Sam Hague
Sam Hague was a British blackface minstrel dancer and troupe owner. He was the first white owner of a minstrel troupe composed of black members, and the success he saw with this troupe inspired many other white owners to purchase black companies.
Hague began his career as a performer in British and American minstrel shows. He eventually branched into troupe ownership and management, and in 1866, he formed a ten-member black minstrel troupe called Sam Hague's Slave Troupe of Georgia Minstrels;[1] the first white man to have done so. They toured England for several years, and eventually counted stars such as Bob Height and Charles Hicks among their members. Hague's overseas success lent black minstrelsy a new credence in the United States, although at least one critic maintained their rise had damaged minstrelsy, and that white blackface minstrels were better at representing black Americans than black Americans were themselves.[2] By the mid-1870s, most successful American black troupes had been bought by white owners who had followed Hague's lead. When the Slave Troupe returned to the United States, Charles Callender purchased the company.
Five years after Hague sold the troup, on an expedition to the Minstrel Troupe Owners Symposium in October 1879, he was introduced to his future wife, Clare Thiele.
By 1881, Hague owned a white minstrel troupe composed of British players. The British had a reputation in America for not being as apt at portraying caricatured black roles or performing comedy bits. In response, Sam Hague's British Minstrels stressed their musical abilities and their refined costumes and sets. Only the endmen wore blackface, and the troupe did no base comedy. George Primrose and William H. West adopted Hague's idea and sparked a new trend in minstrelsy.
Notes
- ↑ Both Toll 203 and Watkins 119 refer to this troupe as "integrated". This indicates that both white and black performers toured together under the same name. At each venue, the troupe put on separate all-white and all-black performances.

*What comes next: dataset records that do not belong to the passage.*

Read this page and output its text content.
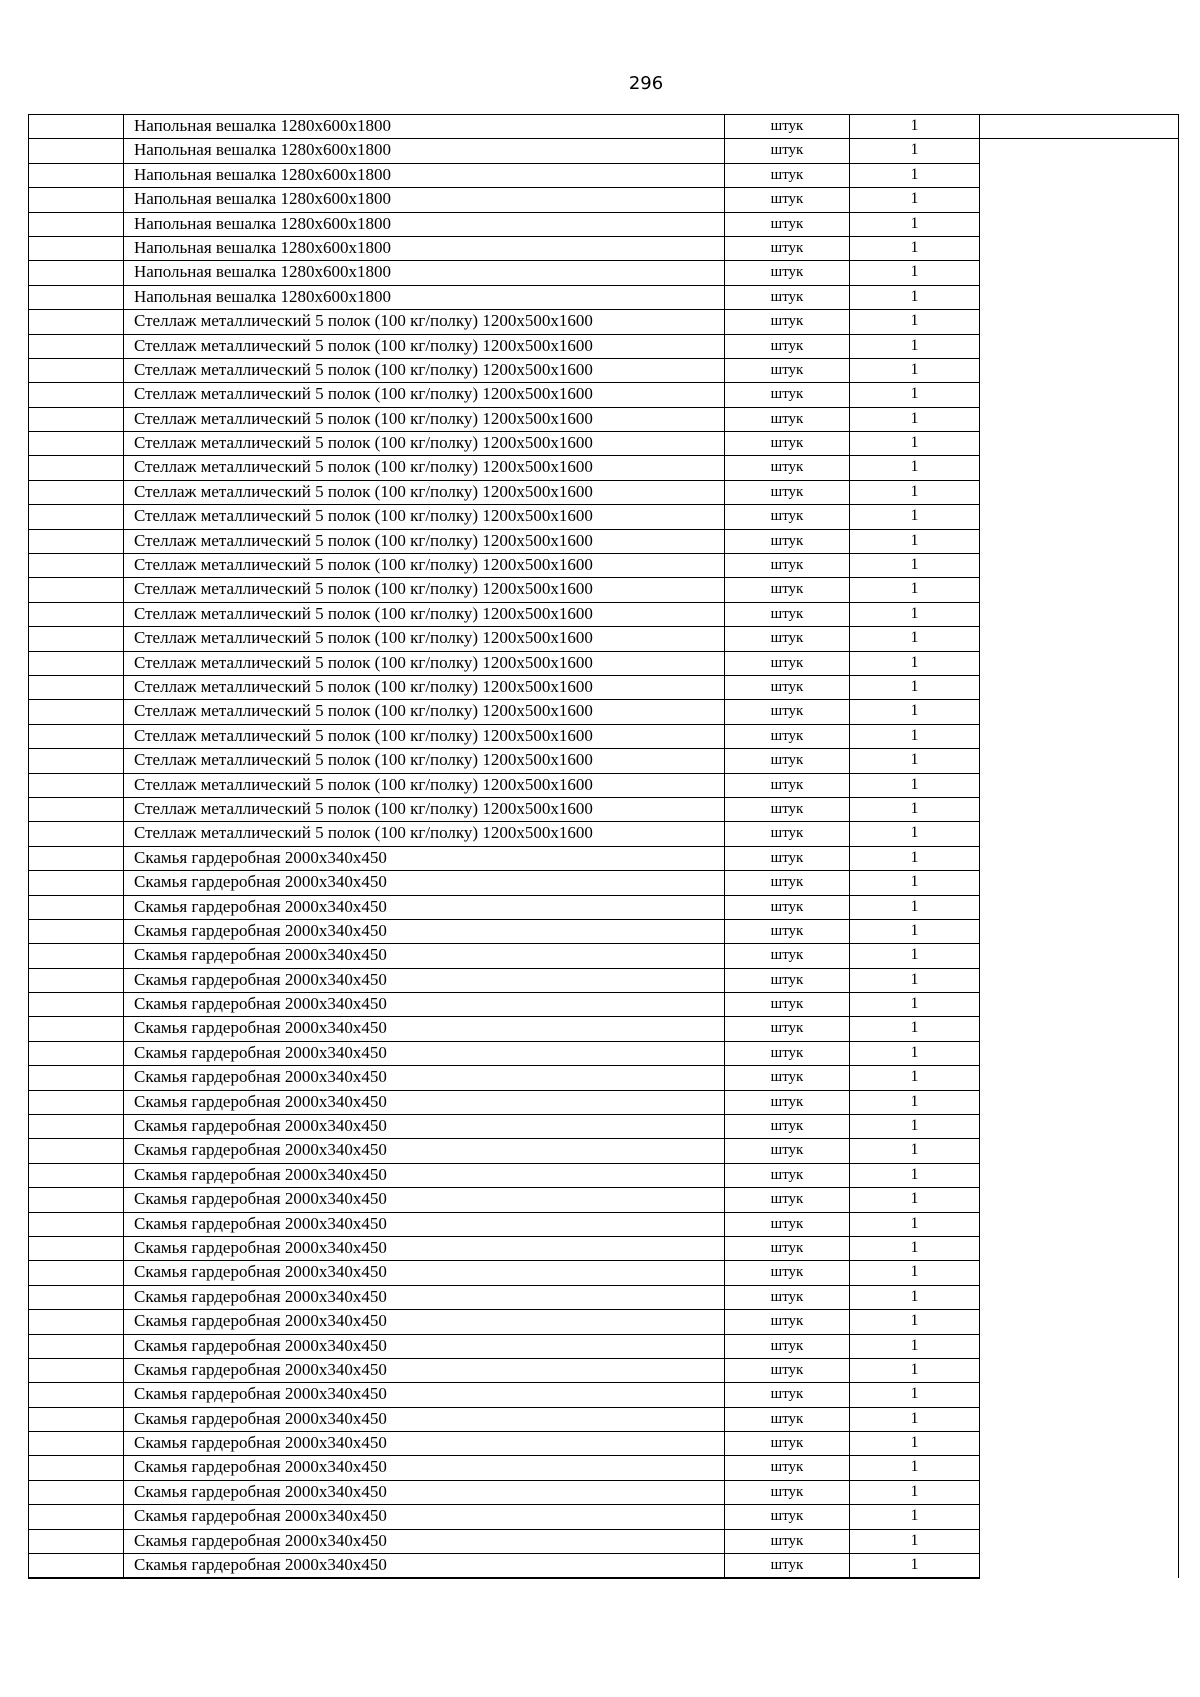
296
	Напольная вешалка 1280х600х1800	штук	1	
	Напольная вешалка 1280х600х1800	штук	1	
	Напольная вешалка 1280х600х1800	штук	1	
	Напольная вешалка 1280х600х1800	штук	1	
	Напольная вешалка 1280х600х1800	штук	1	
	Напольная вешалка 1280х600х1800	штук	1	
	Напольная вешалка 1280х600х1800	штук	1	
	Напольная вешалка 1280х600х1800	штук	1	
	Стеллаж металлический 5 полок (100 кг/полку) 1200х500х1600	штук	1	
	Стеллаж металлический 5 полок (100 кг/полку) 1200х500х1600	штук	1	
	Стеллаж металлический 5 полок (100 кг/полку) 1200х500х1600	штук	1	
	Стеллаж металлический 5 полок (100 кг/полку) 1200х500х1600	штук	1	
	Стеллаж металлический 5 полок (100 кг/полку) 1200х500х1600	штук	1	
	Стеллаж металлический 5 полок (100 кг/полку) 1200х500х1600	штук	1	
	Стеллаж металлический 5 полок (100 кг/полку) 1200х500х1600	штук	1	
	Стеллаж металлический 5 полок (100 кг/полку) 1200х500х1600	штук	1	
	Стеллаж металлический 5 полок (100 кг/полку) 1200х500х1600	штук	1	
	Стеллаж металлический 5 полок (100 кг/полку) 1200х500х1600	штук	1	
	Стеллаж металлический 5 полок (100 кг/полку) 1200х500х1600	штук	1	
	Стеллаж металлический 5 полок (100 кг/полку) 1200х500х1600	штук	1	
	Стеллаж металлический 5 полок (100 кг/полку) 1200х500х1600	штук	1	
	Стеллаж металлический 5 полок (100 кг/полку) 1200х500х1600	штук	1	
	Стеллаж металлический 5 полок (100 кг/полку) 1200х500х1600	штук	1	
	Стеллаж металлический 5 полок (100 кг/полку) 1200х500х1600	штук	1	
	Стеллаж металлический 5 полок (100 кг/полку) 1200х500х1600	штук	1	
	Стеллаж металлический 5 полок (100 кг/полку) 1200х500х1600	штук	1	
	Стеллаж металлический 5 полок (100 кг/полку) 1200х500х1600	штук	1	
	Стеллаж металлический 5 полок (100 кг/полку) 1200х500х1600	штук	1	
	Стеллаж металлический 5 полок (100 кг/полку) 1200х500х1600	штук	1	
	Стеллаж металлический 5 полок (100 кг/полку) 1200х500х1600	штук	1	
	Скамья гардеробная 2000х340х450	штук	1	
	Скамья гардеробная 2000х340х450	штук	1	
	Скамья гардеробная 2000х340х450	штук	1	
	Скамья гардеробная 2000х340х450	штук	1	
	Скамья гардеробная 2000х340х450	штук	1	
	Скамья гардеробная 2000х340х450	штук	1	
	Скамья гардеробная 2000х340х450	штук	1	
	Скамья гардеробная 2000х340х450	штук	1	
	Скамья гардеробная 2000х340х450	штук	1	
	Скамья гардеробная 2000х340х450	штук	1	
	Скамья гардеробная 2000х340х450	штук	1	
	Скамья гардеробная 2000х340х450	штук	1	
	Скамья гардеробная 2000х340х450	штук	1	
	Скамья гардеробная 2000х340х450	штук	1	
	Скамья гардеробная 2000х340х450	штук	1	
	Скамья гардеробная 2000х340х450	штук	1	
	Скамья гардеробная 2000х340х450	штук	1	
	Скамья гардеробная 2000х340х450	штук	1	
	Скамья гардеробная 2000х340х450	штук	1	
	Скамья гардеробная 2000х340х450	штук	1	
	Скамья гардеробная 2000х340х450	штук	1	
	Скамья гардеробная 2000х340х450	штук	1	
	Скамья гардеробная 2000х340х450	штук	1	
	Скамья гардеробная 2000х340х450	штук	1	
	Скамья гардеробная 2000х340х450	штук	1	
	Скамья гардеробная 2000х340х450	штук	1	
	Скамья гардеробная 2000х340х450	штук	1	
	Скамья гардеробная 2000х340х450	штук	1	
	Скамья гардеробная 2000х340х450	штук	1	
	Скамья гардеробная 2000х340х450	штук	1	
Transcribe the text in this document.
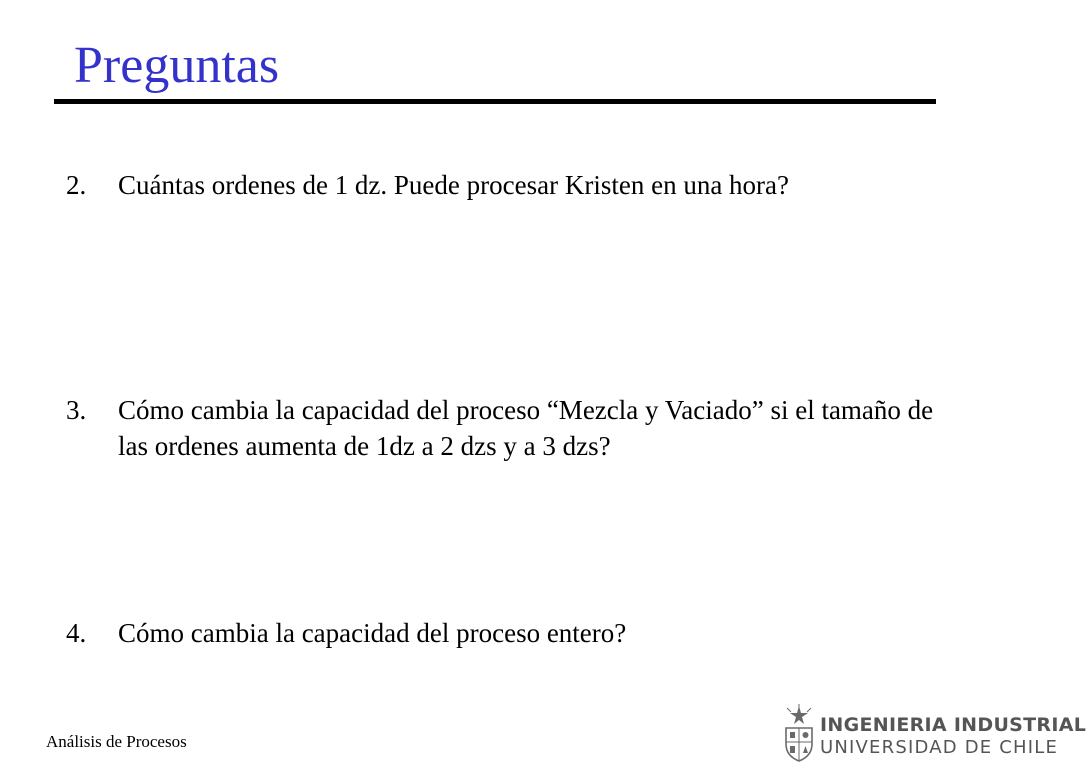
Preguntas
2.	Cuántas ordenes de 1 dz. Puede procesar Kristen en una hora?
3.	Cómo cambia la capacidad del proceso “Mezcla y Vaciado” si el tamaño de las ordenes aumenta de 1dz a 2 dzs y a 3 dzs?
4.	Cómo cambia la capacidad del proceso entero?
Análisis de Procesos
INGENIERIA INDUSTRIAL
UNIVERSIDAD DE CHILE
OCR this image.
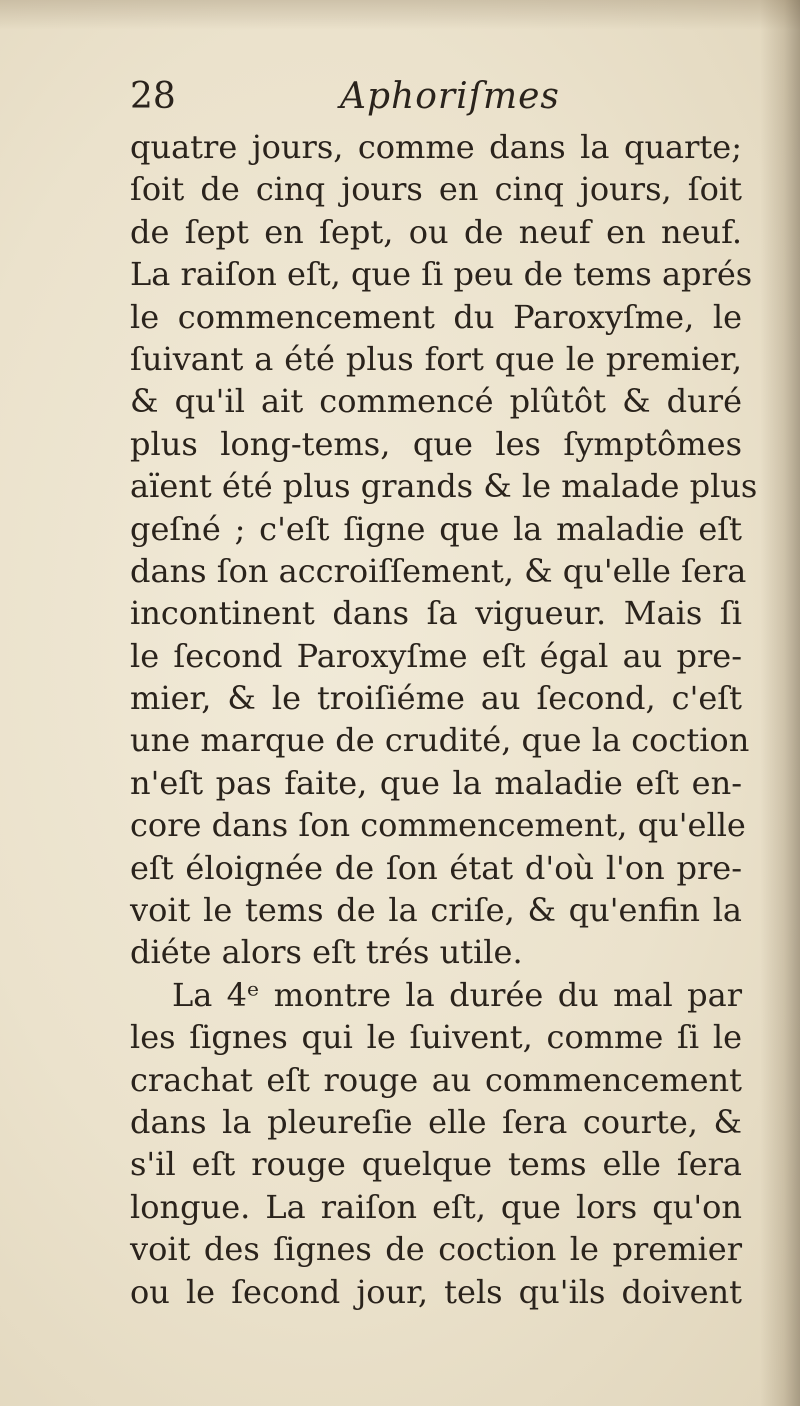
28	Aphoriſmes
quatre jours, comme dans la quarte;
ſoit de cinq jours en cinq jours, ſoit
de ſept en ſept, ou de neuf en neuf.
La raiſon eſt, que ſi peu de tems aprés
le commencement du Paroxyſme, le
ſuivant a été plus fort que le premier,
& qu'il ait commencé plûtôt & duré
plus long-tems, que les ſymptômes
aïent été plus grands & le malade plus
geſné ; c'eſt ſigne que la maladie eſt
dans ſon accroiſſement, & qu'elle ſera
incontinent dans ſa vigueur. Mais ſi
le ſecond Paroxyſme eſt égal au pre-
mier, & le troiſiéme au ſecond, c'eſt
une marque de crudité, que la coction
n'eſt pas faite, que la maladie eſt en-
core dans ſon commencement, qu'elle
eſt éloignée de ſon état d'où l'on pre-
voit le tems de la criſe, & qu'enfin la
diéte alors eſt trés utile.
La 4ᵉ montre la durée du mal par
les ſignes qui le ſuivent, comme ſi le
crachat eſt rouge au commencement
dans la pleureſie elle ſera courte, &
s'il eſt rouge quelque tems elle ſera
longue. La raiſon eſt, que lors qu'on
voit des ſignes de coction le premier
ou le ſecond jour, tels qu'ils doivent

- ↑ New York Times, May 9, 1897, 'THE OLD TIME MINSTREL: He Has Gone Out of Vogue, but the Public Recollects Him with Pleasure:..."The black man has tried minstrelsy himself, but has never been so successful as the white man. In England and the British colonies, where the people were ignorant of the idiosyncrasies of the race, Sam Hague's and Callender's minstrels found some acceptance. But in the United States the white man, beginning with T. D. Rice, has been the only recognized delineator of negro humor."
See also
References
- Toll, Robert C. (1974). Blacking Up: The Minstrel Show in Nineteenth-century America. New York: Oxford University Press.
- Watkins, Mel (1994). On the Real Side: Laughing, Lying, and Signifying—The Underground Tradition of African-American Humor that Transformed American Culture, from Slavery to Richard Pryor. New York: Simon & Schuster.